Build on the four pillars of our Dominican life preaching, prayer, study, and community
The four pillars of Dominican life
The community and personal prayer: The biographers and witnesses of his life realize that the prayer crosses the whole of Dominic’s life. It is a constant prayer. It prays in the daytime while it goes for the ways, accompanied by his brothers or separating of them for his personal prayer. Doing silence during the accustomed hours while he keeps on traveling or singing anthems and psalms. In the communities the brothers must meet to celebrate the Eucharist and to say together the Liturgy of the Hours, adapting it to a life that will be ruled by other rhythms and missions.
St.

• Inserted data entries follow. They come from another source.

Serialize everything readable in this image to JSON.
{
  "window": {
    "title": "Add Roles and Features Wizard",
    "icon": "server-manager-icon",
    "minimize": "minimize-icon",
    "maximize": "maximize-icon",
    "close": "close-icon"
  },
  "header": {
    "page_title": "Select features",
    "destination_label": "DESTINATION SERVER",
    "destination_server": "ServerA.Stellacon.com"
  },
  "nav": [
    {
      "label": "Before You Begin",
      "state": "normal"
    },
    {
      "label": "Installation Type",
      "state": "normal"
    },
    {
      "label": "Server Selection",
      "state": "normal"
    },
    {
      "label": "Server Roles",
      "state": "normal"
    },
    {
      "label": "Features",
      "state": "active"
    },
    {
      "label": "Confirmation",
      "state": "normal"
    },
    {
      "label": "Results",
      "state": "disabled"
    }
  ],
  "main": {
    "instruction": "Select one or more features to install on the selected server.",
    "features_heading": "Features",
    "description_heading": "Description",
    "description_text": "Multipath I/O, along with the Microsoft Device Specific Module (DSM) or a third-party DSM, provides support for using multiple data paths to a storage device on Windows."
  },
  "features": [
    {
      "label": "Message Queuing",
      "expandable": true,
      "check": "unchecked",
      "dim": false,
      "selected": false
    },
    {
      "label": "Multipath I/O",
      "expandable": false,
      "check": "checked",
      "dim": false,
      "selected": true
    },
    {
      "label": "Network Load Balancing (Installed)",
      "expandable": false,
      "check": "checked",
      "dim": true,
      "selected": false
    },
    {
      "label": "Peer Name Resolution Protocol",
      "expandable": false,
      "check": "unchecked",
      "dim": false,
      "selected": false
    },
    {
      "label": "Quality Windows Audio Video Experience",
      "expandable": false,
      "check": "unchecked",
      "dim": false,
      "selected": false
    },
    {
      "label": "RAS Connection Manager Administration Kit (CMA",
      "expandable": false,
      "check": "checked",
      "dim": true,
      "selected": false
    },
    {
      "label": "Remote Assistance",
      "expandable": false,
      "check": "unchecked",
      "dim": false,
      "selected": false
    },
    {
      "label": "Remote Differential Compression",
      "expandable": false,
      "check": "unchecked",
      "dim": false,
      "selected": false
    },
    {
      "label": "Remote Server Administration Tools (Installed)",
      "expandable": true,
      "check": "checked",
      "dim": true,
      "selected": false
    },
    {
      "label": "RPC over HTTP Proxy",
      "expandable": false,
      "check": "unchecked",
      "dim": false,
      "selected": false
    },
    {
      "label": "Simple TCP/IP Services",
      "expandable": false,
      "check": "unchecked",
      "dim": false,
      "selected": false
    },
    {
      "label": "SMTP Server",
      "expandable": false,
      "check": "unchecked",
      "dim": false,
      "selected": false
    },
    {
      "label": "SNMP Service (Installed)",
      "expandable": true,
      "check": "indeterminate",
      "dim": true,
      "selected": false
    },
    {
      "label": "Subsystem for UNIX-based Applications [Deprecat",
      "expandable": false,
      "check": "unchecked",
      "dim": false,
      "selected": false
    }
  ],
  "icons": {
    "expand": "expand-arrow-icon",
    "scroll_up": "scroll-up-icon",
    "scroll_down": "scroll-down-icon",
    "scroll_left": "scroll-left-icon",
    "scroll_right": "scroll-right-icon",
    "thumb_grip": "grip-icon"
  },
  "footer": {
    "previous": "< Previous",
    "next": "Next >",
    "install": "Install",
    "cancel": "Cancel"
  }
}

Dominic founded his order for the purpose of the salvation of souls, therefore he precisely study an essential part of the Holy Preaching (LCO 76), he had seen that the Brothers must be well educated for the preparation preaching of the salvation of the soul because in the 13th century the clergy were not well educated. With the blessing of Pope Honorius III, St. Dominic sent friars to the great universities of his time to study and to preach in these great centers of learning. This practice continues today.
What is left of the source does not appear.